Researchers asked almost 300 undergraduates to read fictional employee emails that discussed a leader’s behavior. They then were told to imagine they worked for this leader and complete a set of questionnaires while maintaining that mindset. In the scenarios, the leader was either male or female and worked in either a construction (stereotypically male) or nursing (stereotypically female) environment.
And here is some of what they found:
Leaders who committed errors were perceived (regardless of gender) as less task competent, less relationship competent, and less desirable to work for than leaders who did not make errors.
Male leaders who committed errors in a gender-congruent job (like construction) were seen as less task competent, less relationship competent and less desirable to work for than women leaders in construction jobs (gender-incongruent).
It’s an intriguing study for us since just last year we wrote about how men in construction jobs who report to women have lower salaries and lower prestige than men in construction who report to men. It’s sort of like dueling expert witnesses. How do you figure out who to believe?
Without getting into the research design and generalizability of one study versus the next–it is likely a good thing to presume that mistakes are going to hurt you with observers in terms of credibility. Once a mistake is made, what matters most is how you respond to having been wrong. These researchers suggest that you correct perceptions of those around you by redoubling your efforts on the domain in which you made the error.
For example, if you commit a relationship error (like losing your temper or showing disregard for a subordinate’s point of view)–it likely won’t mend fences if you focus on task competency. Instead, apologize and then, back up your apology with a change in your relational behaviors. For example, demonstrate increased interest in subordinate’s opinions, and show more support and consideration in general.
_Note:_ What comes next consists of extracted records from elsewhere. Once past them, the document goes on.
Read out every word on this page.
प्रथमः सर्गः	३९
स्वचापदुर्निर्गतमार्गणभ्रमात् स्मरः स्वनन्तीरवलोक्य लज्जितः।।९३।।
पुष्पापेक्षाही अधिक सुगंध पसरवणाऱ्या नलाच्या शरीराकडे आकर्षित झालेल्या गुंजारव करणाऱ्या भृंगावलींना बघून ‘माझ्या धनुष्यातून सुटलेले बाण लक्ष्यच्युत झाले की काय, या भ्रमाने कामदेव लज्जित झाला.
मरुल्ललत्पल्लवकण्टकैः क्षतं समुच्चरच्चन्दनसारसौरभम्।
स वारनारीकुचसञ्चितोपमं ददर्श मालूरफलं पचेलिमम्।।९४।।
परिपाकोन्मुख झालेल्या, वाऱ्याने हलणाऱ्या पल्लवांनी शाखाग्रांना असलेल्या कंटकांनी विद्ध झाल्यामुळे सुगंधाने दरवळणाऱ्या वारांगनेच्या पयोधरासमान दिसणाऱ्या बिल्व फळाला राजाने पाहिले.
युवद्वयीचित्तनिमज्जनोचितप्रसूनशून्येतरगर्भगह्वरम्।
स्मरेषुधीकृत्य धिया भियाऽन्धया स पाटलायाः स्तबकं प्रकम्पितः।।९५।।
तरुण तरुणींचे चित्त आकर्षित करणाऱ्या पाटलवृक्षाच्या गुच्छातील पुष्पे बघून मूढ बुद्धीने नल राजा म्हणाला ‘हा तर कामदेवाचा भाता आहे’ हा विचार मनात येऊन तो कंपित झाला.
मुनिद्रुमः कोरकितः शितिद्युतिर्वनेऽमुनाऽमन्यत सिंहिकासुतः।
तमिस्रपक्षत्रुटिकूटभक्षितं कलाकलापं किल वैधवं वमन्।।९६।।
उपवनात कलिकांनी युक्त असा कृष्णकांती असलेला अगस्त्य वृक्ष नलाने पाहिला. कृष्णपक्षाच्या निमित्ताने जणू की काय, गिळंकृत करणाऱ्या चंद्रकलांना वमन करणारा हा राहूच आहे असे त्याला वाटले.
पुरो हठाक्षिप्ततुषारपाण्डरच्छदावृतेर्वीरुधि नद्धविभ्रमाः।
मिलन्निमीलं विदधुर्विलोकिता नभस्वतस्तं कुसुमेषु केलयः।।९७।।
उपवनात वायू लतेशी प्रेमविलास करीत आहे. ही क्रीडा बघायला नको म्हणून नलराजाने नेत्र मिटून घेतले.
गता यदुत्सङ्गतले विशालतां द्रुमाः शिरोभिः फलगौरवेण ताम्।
Whether male or female, you are not just a leader. You are a person as well. Take responsibility for your errors, apologize sincerely and then visibly correct your behavior. And of course, these aren’t just a good idea, these are the interpersonal standards that the observing public expects, including your jurors and your clients. If you alienate either one of them, you lose.
Thoroughgood, CN, Sawyer, KB, & Hunter, ST (2012). Real men don’t make mistakes: Investigating the effects of leader gender, error type, and the occupational context on leader error perceptions. Journal of Business Psychology.